Bill Gross Draws Red Line at 2% Fed Funds Rate

  • Level of short-end rates ‘critical factor,’ fund manager says
  • Yield curve is around flattest it has been in a decade

RBC's Schaffrik Sees Potential for Steeper Yield Curve

Bill Gross says investors who are fretting over the flattening U.S. yield curve are focusing on the wrong thing.

It’s more important to pay attention to the Federal Reserve’s short-term interest rate target, which is currently 1 percent to 1.25 percent, he said in an email to Bloomberg on Wednesday. The U.S. central bank is widely expected to raise it by a quarter-point at its policy meeting next week and Wall Street strategists are beginning to ramp up their forecasts for further hikes. Some are calling for as many as four more moves in 2018.

That doesn’t sit well with Gross, the billionaire fund manager at Janus Henderson Group. He says the yield curve from two to 10 years, which flattened Wednesday to a decade-low 50 basis points, is sustainable for now. America’s slow economic recovery and stubbornly low inflation may be a cause for concern though if the Fed keeps tightening. A fed funds rate above 2 percent could prove too high, according to Gross.
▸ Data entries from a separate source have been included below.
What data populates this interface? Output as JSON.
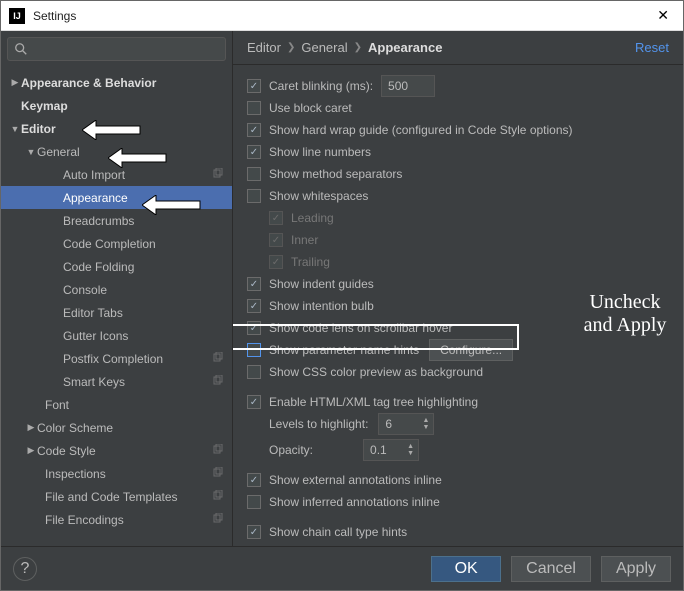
{
  "window": {
    "title": "Settings",
    "close": "✕",
    "logo": "IJ"
  },
  "breadcrumb": {
    "a": "Editor",
    "b": "General",
    "c": "Appearance",
    "reset": "Reset"
  },
  "tree": {
    "appearance_behavior": "Appearance & Behavior",
    "keymap": "Keymap",
    "editor": "Editor",
    "general": "General",
    "auto_import": "Auto Import",
    "appearance": "Appearance",
    "breadcrumbs": "Breadcrumbs",
    "code_completion": "Code Completion",
    "code_folding": "Code Folding",
    "console": "Console",
    "editor_tabs": "Editor Tabs",
    "gutter_icons": "Gutter Icons",
    "postfix_completion": "Postfix Completion",
    "smart_keys": "Smart Keys",
    "font": "Font",
    "color_scheme": "Color Scheme",
    "code_style": "Code Style",
    "inspections": "Inspections",
    "file_code_templates": "File and Code Templates",
    "file_encodings": "File Encodings"
  },
  "opts": {
    "caret_blinking": "Caret blinking (ms):",
    "caret_blinking_val": "500",
    "use_block_caret": "Use block caret",
    "hard_wrap": "Show hard wrap guide (configured in Code Style options)",
    "line_numbers": "Show line numbers",
    "method_sep": "Show method separators",
    "whitespaces": "Show whitespaces",
    "ws_leading": "Leading",
    "ws_inner": "Inner",
    "ws_trailing": "Trailing",
    "indent_guides": "Show indent guides",
    "intention_bulb": "Show intention bulb",
    "code_lens": "Show code lens on scrollbar hover",
    "param_hints": "Show parameter name hints",
    "configure": "Configure...",
    "css_preview": "Show CSS color preview as background",
    "html_tag_tree": "Enable HTML/XML tag tree highlighting",
    "levels": "Levels to highlight:",
    "levels_val": "6",
    "opacity": "Opacity:",
    "opacity_val": "0.1",
    "ext_annot": "Show external annotations inline",
    "inf_annot": "Show inferred annotations inline",
    "chain_hints": "Show chain call type hints"
  },
  "footer": {
    "help": "?",
    "ok": "OK",
    "cancel": "Cancel",
    "apply": "Apply"
  },
  "annot": {
    "text": "Uncheck\nand\nApply"
  }
}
“The critical factor is really the level of short rates and what is the real neutral fed funds rate,” Gross said, referring to the central bank’s main interest rate after it’s been adjusted for inflation. Fed officials and market observers currently see that real neutral rate around zero, placing the nominal fed funds rate at around 1.5 percent to 2 percent, he said.

As long as the fed funds target doesn’t top that 2 percent level, “the flat yield curve should not be as important as in prior cycles where flat curves were a result of excessive Fed tightening,” said Gross, who is based in Newport Beach, California.

Harming Growth

Gross last month contemplated the flattening yield curve and said it wouldn’t necessarily have to shrink to zero to induce an economic slowdown, given the indebtedness of the U.S. He conceived of a scenario in which the Fed would raise rates by 50 basis points and the 10-year yield would only move up 10 basis points. That could be enough to harm growth.

That sort of conclusion raises the question of how central bank officials will respond to short rates rapidly catching up to longer-term yields. Earlier this month Cleveland Fed President Loretta Mester downplayed the significance of the flattening curve, while St. Louis Fed President James Bullard said officials should pay close attention to it.

To read more about Bullard’s views, click here.

The 2 percent level likely isn’t arbitrary. It also marks the low point for 10-year yields in 2017. If the fed funds rate reached that level without a move higher in long-dated yields, it would drive further convergence. Traders expect the fed funds rate to end 2018 at about 1.8 percent, futures data show.

Gross, like many other bond investors, blames global flows for keeping long-term Treasury yields suppressed. The benchmark 10-year U.S. yield is 2.32 percent, compared with 0.3 percent for similar-maturity debt in Germany and 0.06 percent in Japan.